Steve Wheeler is enjoying retired life. He still does the odd bit of investigation work, but he prefers his familiar routines: the pub quiz, his favorite bench, his cat waiting for him at home. His days of adventure are over. Adrenaline is daughter-in-law Amy's job now. Amy Wheeler thinks adrenaline is good for the soul. Working in private security, every day is dangerous. She's currently on a remote island protecting mega-bestselling author Rosie D'Antonio, until a dead body and a bag of money mean trouble in paradise. So she sends an SOS to the only person she trusts . . . As a thrilling race around the world begins, can Amy and Steve outrun and outsmart a killer?
A more ambitious series ... Not that Osman has deviated entirely from his winning formula. While offering more in scale and scope, the British author continues to play to his considerable strengths by serving up a fiendish mystery and rollicking adventure suffused with warmth and wit ... A busy book ... As the cast grows and one plot strand gives way to another, we begin to worry that the book will sag under its own weight. But Osman knows exactly what he is doing. His multiple characters and many layers lend variety and vivacity to the proceedings ... Both an auspicious start to an entertaining new series and a perfect stopgap to tide us over until Joyce and her friends beguile us all over again.
Osman sends this crew on a globe-spanning investigation, enlivening his tale with dry wit, crisp dialogue, sharply drawn characters and a pinch or three of sentiment.
The peddler of cosy contemporary crime novels turns peddler of cosy airport thriller ... I read We Solve Murders in a few pleasured gulps.
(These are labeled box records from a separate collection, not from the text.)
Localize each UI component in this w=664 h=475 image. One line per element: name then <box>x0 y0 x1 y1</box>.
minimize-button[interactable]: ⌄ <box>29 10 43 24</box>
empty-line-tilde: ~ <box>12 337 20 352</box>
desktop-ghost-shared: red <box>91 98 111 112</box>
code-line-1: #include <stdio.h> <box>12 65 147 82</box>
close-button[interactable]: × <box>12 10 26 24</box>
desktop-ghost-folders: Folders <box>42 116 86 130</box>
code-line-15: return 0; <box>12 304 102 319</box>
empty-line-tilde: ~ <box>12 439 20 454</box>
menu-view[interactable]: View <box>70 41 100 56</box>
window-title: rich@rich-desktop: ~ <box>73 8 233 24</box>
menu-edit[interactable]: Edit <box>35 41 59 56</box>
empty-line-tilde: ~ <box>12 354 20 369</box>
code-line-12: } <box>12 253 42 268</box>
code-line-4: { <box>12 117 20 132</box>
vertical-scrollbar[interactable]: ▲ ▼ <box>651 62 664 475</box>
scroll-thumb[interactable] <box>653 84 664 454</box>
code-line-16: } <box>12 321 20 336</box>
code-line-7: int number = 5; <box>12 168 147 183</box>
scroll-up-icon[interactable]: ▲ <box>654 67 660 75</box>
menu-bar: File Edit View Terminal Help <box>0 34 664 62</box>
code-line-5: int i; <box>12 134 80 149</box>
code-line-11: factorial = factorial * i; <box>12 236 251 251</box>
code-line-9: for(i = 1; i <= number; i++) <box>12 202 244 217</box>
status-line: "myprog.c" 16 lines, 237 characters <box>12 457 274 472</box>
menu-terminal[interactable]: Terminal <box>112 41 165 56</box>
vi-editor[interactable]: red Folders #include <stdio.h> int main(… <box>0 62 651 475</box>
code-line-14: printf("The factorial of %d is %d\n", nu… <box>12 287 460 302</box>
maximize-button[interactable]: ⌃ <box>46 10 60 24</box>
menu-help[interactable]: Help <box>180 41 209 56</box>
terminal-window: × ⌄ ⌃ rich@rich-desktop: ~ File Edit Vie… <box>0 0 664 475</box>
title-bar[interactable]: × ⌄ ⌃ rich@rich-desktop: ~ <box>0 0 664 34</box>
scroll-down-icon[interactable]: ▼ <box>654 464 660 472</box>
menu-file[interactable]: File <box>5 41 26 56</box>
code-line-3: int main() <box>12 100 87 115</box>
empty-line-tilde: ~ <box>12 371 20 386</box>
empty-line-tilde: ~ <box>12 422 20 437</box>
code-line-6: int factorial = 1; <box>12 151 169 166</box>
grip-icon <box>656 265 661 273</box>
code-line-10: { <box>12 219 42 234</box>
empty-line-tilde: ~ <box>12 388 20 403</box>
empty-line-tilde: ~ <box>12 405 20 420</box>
It’s amusing rather than outright funny, involved rather than actually ever tense: everyone here is too ready with a pithy quip or a deft rejoinder for their safety to feel too pressing a concern ... Even if my heart rate was never raised, I was always interested in what came next. Osman doesn’t cheat on his plotting, even if he can be too quick to explain his characters rather than let them just be, sometimes shoehorning in sentiment as he does so ... Osman writes exactly the densely plotted, highly accessible book he wants to. One character’s diatribe, about poached eggs, is structured with a punchline like a full-blown comedy routine. Osman could be funnier if he wanted to be, could be gnarlier if he wanted to be, but he knows he would leave some people behind en route.